This goes under the simplicity banner. Today I:
– sent by boss my lesson plans. It took three minutes because they are the same every week.
– called Matava for a story because I do that whenever I will be observed that week.
– graded some scantron T/F tests from last week and put them in the gradebook. That took fifteen minutes.
– hung out with my department home boys and girls in our common planning.
– got the news from my AP on how he took those those two kids out of my classroom and talked to him for awhile.
– enjoyed my three French 1 classes just doing some PQA for the story tomorrow and the reading Wednesday.

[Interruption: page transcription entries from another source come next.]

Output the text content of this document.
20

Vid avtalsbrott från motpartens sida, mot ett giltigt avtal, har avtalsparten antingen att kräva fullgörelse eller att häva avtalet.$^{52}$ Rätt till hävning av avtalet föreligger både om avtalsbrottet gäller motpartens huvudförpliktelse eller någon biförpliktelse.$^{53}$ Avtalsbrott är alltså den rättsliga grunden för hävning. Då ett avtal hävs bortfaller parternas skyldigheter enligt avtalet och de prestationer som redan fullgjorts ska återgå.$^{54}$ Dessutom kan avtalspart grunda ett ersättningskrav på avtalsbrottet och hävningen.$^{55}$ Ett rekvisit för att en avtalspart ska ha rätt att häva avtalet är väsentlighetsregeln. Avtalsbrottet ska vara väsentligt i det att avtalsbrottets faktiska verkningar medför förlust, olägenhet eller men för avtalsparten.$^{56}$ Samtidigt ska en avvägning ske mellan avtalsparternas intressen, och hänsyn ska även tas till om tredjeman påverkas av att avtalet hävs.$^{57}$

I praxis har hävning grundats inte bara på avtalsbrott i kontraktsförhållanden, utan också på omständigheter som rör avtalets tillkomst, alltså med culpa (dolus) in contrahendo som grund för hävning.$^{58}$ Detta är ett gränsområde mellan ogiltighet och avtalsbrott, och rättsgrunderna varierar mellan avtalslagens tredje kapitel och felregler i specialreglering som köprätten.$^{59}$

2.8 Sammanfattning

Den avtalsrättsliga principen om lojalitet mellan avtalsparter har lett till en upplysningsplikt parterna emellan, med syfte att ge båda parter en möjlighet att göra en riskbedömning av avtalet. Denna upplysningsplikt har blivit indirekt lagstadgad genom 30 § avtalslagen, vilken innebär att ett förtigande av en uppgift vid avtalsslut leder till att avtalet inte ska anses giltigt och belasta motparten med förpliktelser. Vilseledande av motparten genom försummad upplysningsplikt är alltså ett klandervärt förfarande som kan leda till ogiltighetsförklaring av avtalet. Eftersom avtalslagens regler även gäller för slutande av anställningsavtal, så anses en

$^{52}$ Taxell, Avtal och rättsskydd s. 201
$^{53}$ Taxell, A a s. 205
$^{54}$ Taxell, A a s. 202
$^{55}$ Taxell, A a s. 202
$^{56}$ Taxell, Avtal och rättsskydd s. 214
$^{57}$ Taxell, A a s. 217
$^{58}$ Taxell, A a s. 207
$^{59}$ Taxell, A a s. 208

I admit that I am now a half time teacher, but it doesn’t change the victory. There was no sense of hurry. Everything was simple and no tasks or activities were piled up to throw off my sense of balance. I had no fear, as I used to, of seeing certain people in the hallway. My classes were slow and fun and I focused on the kids, trying to get these victims of the pedagogy of poverty to open up and be more human in spite of their years of training to do the opposite under the blanket of false instruction.
It was a good day. It sounds so simple and it was. The astounding part is that a simple, uncluttered day happened in a school in the United States for a teacher. That is so rare these days. I remember the days when I looked and felt like I was on crystal meth for all the insane things I would do in the course of a day.
We can simplify our teaching, you guys. We can do this. Deep breath. Though the world be crazy all around us, in those psychically dangerous hallways that can be so very, very dark, we have reason to act otherwise.